Xie Yunchang, Jiang Sifan, Xia Fei, Hu Xiongwei, He Haisheng, Yin Zongning, Qi Jianping, Lu Yi, Wu Wei
School of Pharmacy, Fudan University, Key Laboratory of Smart Drug Delivery of MOE and PLA, Shanghai 201203, China.
J Mater Chem B. 2016 Jun 14;4(22):4040-4048. doi: 10.1039/c6tb00237d. Epub 2016 Apr 25.
Although glucan microparticles (GMs) can be efficiently taken up and transported by M cells, their subsequent accumulation in lymphatic tissues of sub-follicle-associated epithelia (FAE) in Peyer's patches might present a barrier to the oral delivery of insulin by GMs into the systemic circulation. The goal of this study is to weigh the potential of GMs as carriers for oral delivery of systemic therapeutics using insulin (INS) as a model drug. INS is encapsulated into the inner cavities of GMs by repeated soaking in INS solution at acidic pH values and switching to an isoelectric pH of 5.6 to precipitate INS. To immobilize INS, a thermosensitive poloxamer 407 (P407) gel is introduced into the interior of GMs. Interiorly thickened GMs show significantly decreased in vitro release and well protected INS stability against enzyme-enriched media, highlighting the importance of thickening with P407 gels. A mild and prolonged hypoglycaemic effect is achieved in both normal and diabetic rats for a duration of at least 20 h with pharmacological bioavailability as high as about 9-10%. Lymphatic transportation of GMs is investigated by labelling with a near-infrared water-quenching fluorescent probe in a conscious mesentery lymphatic duct cannulation rat model following oral administration. GMs appear in lymph within the first 2 h, peak at around 6 h and slow down after 10 h with a cumulative amount of over 8% in 24 h. The high correlation between lymphatic transportation and pharmacological bioavailability implies that GMs are principally absorbed via the lymphatic route.
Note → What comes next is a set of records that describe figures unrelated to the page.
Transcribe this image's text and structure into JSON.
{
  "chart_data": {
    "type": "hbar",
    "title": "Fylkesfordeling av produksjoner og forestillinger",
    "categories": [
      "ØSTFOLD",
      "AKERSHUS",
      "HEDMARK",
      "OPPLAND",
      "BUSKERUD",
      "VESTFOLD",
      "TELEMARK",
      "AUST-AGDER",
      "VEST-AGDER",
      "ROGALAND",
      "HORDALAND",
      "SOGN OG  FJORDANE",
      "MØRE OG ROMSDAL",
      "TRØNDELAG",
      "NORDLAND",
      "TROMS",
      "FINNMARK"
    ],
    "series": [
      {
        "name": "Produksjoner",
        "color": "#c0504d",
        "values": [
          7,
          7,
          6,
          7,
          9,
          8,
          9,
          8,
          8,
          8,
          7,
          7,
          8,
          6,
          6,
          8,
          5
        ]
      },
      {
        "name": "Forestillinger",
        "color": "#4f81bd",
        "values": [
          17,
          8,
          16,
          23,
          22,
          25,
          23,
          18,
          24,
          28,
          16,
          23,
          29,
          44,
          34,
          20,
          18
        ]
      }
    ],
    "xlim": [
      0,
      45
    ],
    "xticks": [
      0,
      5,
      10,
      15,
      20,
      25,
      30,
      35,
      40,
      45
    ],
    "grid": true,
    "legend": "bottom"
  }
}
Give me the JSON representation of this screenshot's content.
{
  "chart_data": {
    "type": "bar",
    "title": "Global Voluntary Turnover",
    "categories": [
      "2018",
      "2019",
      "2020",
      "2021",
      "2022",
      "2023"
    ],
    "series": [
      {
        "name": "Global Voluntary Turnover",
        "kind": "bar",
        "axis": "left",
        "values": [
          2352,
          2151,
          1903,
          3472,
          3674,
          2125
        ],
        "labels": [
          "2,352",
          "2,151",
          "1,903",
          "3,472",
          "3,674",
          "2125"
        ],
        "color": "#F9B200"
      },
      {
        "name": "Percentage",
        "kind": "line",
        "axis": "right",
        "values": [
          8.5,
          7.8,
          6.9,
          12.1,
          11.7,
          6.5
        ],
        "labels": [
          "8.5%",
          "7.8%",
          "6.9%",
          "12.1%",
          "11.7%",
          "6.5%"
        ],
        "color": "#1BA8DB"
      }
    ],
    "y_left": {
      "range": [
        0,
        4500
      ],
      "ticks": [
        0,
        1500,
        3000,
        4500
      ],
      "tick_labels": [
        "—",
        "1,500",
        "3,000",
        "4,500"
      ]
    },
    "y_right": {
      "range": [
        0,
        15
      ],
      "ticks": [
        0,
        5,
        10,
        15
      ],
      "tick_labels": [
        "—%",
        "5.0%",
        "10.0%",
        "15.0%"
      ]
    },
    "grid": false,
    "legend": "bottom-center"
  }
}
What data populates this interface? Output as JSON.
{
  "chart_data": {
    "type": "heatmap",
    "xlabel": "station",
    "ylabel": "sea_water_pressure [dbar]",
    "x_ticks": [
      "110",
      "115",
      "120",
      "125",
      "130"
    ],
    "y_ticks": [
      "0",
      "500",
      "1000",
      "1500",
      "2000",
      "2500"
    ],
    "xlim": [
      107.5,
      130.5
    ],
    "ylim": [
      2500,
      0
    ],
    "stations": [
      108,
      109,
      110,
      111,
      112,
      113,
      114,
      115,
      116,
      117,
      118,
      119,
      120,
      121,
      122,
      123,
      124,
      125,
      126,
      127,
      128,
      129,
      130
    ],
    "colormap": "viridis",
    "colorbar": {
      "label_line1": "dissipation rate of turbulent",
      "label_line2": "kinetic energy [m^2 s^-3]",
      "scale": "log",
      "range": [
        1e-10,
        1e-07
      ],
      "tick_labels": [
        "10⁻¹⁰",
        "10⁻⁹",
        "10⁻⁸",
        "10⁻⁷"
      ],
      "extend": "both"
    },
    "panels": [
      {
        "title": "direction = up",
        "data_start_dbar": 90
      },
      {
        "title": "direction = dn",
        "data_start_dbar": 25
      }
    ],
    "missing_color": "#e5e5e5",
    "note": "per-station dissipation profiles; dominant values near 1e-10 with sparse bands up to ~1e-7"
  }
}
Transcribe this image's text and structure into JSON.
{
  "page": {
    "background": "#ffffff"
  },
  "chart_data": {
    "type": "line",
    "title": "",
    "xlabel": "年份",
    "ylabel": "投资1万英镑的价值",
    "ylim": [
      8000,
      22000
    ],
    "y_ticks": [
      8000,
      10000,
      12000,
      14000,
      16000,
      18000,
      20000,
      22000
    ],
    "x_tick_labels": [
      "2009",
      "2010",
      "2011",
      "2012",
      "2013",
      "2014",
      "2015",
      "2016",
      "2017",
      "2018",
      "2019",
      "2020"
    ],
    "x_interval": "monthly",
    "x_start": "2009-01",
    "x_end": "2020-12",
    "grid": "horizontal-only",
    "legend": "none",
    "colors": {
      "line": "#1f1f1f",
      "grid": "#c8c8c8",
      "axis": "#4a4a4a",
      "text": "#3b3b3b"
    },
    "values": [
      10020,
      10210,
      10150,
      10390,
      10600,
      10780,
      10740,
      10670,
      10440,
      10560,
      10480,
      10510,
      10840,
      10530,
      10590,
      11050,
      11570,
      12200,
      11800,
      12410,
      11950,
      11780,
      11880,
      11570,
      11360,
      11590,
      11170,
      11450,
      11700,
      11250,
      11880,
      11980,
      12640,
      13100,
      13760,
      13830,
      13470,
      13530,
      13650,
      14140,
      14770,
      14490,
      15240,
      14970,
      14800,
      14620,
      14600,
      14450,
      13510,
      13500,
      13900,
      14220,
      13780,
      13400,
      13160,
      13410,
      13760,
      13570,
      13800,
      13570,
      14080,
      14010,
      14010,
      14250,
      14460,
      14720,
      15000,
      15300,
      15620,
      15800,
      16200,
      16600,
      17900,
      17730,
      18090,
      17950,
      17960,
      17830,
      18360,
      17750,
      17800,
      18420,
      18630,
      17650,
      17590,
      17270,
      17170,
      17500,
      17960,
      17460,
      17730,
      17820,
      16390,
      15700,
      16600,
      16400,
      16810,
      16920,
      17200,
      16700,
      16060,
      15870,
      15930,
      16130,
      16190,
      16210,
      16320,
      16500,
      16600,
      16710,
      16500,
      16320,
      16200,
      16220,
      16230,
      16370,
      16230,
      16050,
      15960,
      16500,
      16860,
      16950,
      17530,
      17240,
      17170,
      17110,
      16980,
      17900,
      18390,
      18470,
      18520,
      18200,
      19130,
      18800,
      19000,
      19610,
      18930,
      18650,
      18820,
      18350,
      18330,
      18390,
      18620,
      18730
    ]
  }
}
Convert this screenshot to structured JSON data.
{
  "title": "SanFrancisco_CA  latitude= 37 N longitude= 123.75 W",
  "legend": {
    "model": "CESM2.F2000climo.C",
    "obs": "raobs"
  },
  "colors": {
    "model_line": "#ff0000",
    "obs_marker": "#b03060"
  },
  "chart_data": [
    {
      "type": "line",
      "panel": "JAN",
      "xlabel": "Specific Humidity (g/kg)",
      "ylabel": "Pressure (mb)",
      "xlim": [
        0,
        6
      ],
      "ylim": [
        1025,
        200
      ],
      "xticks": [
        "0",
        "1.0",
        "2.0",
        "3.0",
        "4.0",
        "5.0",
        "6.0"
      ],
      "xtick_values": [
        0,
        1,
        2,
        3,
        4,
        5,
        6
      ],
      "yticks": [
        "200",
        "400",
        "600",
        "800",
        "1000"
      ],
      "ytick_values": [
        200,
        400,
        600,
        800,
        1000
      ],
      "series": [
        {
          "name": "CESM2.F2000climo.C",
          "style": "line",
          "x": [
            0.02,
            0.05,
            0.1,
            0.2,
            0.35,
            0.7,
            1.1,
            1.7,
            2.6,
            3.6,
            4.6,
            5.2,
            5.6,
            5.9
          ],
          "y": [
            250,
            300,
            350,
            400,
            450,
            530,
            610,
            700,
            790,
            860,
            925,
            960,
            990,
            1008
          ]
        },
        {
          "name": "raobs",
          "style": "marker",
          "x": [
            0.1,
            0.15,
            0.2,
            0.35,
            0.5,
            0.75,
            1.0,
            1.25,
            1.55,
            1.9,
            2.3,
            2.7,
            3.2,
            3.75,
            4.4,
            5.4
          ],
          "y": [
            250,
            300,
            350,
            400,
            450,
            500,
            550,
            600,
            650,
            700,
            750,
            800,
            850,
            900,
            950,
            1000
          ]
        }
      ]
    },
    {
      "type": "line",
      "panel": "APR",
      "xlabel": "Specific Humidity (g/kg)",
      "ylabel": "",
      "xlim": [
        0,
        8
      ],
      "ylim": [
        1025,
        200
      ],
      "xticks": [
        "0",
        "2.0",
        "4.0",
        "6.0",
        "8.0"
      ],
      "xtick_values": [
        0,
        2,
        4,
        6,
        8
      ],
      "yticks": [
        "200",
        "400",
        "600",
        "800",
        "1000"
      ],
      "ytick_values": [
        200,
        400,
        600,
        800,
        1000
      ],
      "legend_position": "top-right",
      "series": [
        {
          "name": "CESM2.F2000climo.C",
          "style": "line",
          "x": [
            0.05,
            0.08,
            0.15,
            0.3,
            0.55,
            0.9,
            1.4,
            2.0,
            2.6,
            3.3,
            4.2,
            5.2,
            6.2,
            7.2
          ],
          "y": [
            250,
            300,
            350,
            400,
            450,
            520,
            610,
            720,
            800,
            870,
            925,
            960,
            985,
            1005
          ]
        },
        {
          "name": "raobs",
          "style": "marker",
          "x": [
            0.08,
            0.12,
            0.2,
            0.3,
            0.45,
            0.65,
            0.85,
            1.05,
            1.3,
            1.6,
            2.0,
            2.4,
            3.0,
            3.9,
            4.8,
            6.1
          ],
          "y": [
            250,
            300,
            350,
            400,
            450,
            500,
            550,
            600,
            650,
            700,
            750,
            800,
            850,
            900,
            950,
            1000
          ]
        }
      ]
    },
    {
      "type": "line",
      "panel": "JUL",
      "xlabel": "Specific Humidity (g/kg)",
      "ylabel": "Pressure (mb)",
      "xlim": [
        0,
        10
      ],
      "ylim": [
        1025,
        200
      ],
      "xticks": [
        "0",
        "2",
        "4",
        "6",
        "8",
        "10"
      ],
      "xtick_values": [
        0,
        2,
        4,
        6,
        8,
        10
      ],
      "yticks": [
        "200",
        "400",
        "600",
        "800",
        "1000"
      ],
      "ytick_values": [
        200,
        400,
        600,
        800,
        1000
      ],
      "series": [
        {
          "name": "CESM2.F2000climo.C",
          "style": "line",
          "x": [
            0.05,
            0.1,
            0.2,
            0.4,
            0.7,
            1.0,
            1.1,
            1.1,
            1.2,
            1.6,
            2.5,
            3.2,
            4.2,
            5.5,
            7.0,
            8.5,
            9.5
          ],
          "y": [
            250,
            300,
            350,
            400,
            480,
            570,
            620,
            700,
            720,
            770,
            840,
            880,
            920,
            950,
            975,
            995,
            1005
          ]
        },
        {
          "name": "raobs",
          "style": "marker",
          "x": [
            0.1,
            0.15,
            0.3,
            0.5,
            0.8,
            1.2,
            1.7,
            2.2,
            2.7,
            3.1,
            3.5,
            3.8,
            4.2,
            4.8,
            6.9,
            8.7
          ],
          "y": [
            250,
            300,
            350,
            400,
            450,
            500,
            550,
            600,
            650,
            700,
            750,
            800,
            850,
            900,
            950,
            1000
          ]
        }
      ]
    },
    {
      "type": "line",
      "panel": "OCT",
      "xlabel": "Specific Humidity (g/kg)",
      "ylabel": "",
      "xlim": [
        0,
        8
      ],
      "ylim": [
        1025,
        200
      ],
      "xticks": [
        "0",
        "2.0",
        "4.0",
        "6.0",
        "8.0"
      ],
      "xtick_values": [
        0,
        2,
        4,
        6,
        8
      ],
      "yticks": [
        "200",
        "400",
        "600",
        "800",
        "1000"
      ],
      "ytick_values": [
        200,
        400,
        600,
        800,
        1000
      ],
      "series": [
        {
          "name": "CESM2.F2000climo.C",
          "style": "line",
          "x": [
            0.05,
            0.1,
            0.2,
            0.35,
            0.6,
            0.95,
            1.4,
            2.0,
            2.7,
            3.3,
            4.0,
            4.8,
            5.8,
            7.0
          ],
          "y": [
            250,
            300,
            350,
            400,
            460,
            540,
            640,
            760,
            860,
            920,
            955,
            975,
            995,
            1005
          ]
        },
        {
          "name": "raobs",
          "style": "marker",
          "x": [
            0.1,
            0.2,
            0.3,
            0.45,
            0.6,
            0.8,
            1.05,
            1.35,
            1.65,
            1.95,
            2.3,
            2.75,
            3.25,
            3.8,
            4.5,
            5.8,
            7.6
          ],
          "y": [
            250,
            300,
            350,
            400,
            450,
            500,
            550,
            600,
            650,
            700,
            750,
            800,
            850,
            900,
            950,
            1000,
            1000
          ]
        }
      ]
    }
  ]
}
An in vitro study on phagocytosis by macrophages confirms the easy and fast uptake of GMs by J774A.1 cell lines with as many as over 10 particles within the cytoplasm of a single cell. Intracellular pharmacokinetics indicates robustness and persistent residence of GMs within the cells. Little effect on cell viability and tight junctions was observed in Caco-2 cell models. It is concluded that GMs are mainly absorbed via the lymphatic route and show potential as carriers for oral delivery of labile therapeutics, though with limited bioavailability due to the sub-FAE residence barriers.
尽管葡聚糖微粒(GMs)能够被M细胞有效摄取和转运,但其随后在派尔集合淋巴结中滤泡相关上皮(FAE)亚区的淋巴组织中的蓄积,可能会成为GMs将胰岛素经口服递送至体循环的障碍。本研究的目的是评估GMs作为全身治疗药物口服递送载体的潜力,以胰岛素(INS)作为模型药物。通过在酸性pH值下将GMs反复浸泡于INS溶液中,然后切换至等电点pH值5.6使INS沉淀,从而将INS包封于GMs的内腔中。为了固定INS,将热敏性泊洛沙姆407(P407)凝胶引入GMs的内部。内部增厚的GMs在体外释放显著降低,并且对INS在富含酶的介质中的稳定性具有良好的保护作用,突出了用P407凝胶增厚的重要性。在正常大鼠和糖尿病大鼠中均实现了温和且持久的降血糖作用,持续时间至少为20小时,药理生物利用度高达约9 - 10%。在清醒状态下进行肠系膜淋巴管插管的大鼠模型中,通过用近红外水猝灭荧光探针标记来研究GMs的淋巴转运。口服给药后,GMs在最初2小时内出现在淋巴中,在约6小时达到峰值,10小时后减缓,24小时内累积量超过8%。淋巴转运与药理生物利用度之间的高度相关性表明GMs主要通过淋巴途径吸收。对巨噬细胞吞噬作用的体外研究证实J774A.1细胞系能够轻松快速地摄取GMs,单个细胞的细胞质内有多达10个以上的颗粒。细胞内药代动力学表明GMs在细胞内具有稳健性和持久性。在Caco - 2细胞模型中未观察到对细胞活力和紧密连接有显著影响。结论是,GMs主要通过淋巴途径吸收,并且显示出作为口服递送不稳定治疗药物载体的潜力,尽管由于FAE亚区的滞留障碍,生物利用度有限。